Antonio Anastasia vai pedir R$ 250 milhões ao Governo Federal para reconstruir áreas atingidas pelas chuvas em Minas

Anastasia pede R$ 250 milhões de ajuda à União para perdas com chuvas

Fonte: Valor On Line

O governador de Minas Gerais, Antonio Anastasia, disse hoje que o Estado vai pedir R$ 250 milhões de ajuda do governo federal para reconstruir as áreas atingidas pelas chuvas nos últimos dias. Segundo o tucano, os recursos vão servir, sobretudo para os municípios mais devastados. Uma parte da verba, contudo, terá como destino a reconstrução das estradas estaduais.

“Estamos estimando em cerca de R$ 250 milhões, incluindo prejuízo dos municípios e também das estradas estaduais. Isso não inclui os prejuízos do comércio. A questão do comércio vai ser tratada pelo BDMG através de um fundo específico. São R$ 250 milhões referentes a casas, estradas, instalações que foram destruídas ou danificadas”, ressaltou Anastasia.
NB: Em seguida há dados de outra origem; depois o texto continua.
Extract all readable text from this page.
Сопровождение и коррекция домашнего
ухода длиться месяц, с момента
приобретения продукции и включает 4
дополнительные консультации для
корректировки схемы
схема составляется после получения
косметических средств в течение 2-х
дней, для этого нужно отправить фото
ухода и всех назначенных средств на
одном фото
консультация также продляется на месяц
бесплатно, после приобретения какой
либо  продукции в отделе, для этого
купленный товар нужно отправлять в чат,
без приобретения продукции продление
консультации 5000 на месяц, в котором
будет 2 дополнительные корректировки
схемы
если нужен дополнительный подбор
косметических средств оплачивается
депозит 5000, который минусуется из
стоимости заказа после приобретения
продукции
O governador explicou que a prioridade dos investimentos são obras de dragagem dos rios. “Mas temos agora a prioridade absoluta de restabelecer as vias de acesso, inclusive a estrutura urbana das cidades e as casas que foram danificadas”, afirmou o tucano, ressaltando que 81 cidades mineiras estão em situação de emergência.

Anastasia, que disse estar em contato permanente com o ministro da Integração Nacional, Fernando Bezerra, também anunciou a abertura de uma linha de crédito no Banco de Desenvolvimento de Minas Gerais (BDMG) para os comerciantes que tiveram perdas com os temporais. As condições do financiamento serão definidas no decreto.

As medidas foram anunciadas após encontro do governador com secretários estaduais e representantes de autarquias. O tucano ainda agradeceu a pronta resposta do governo federal na ajuda ao Estado.

“Conversei sexta-feira passada com a presidente Dilma Rousseff, que se ofereceu para ajuda e solicitei o apoio das Forças Armadas, especialmente, na primeira emergência, que é restabelecer as comunicações. Havia uma cidade que estava isolada, ilhada, a cidade de Alagoa. O Exército compareceu na primeira hora, fazendo, em parceria com o DER-MG, um belo trabalho”, disse.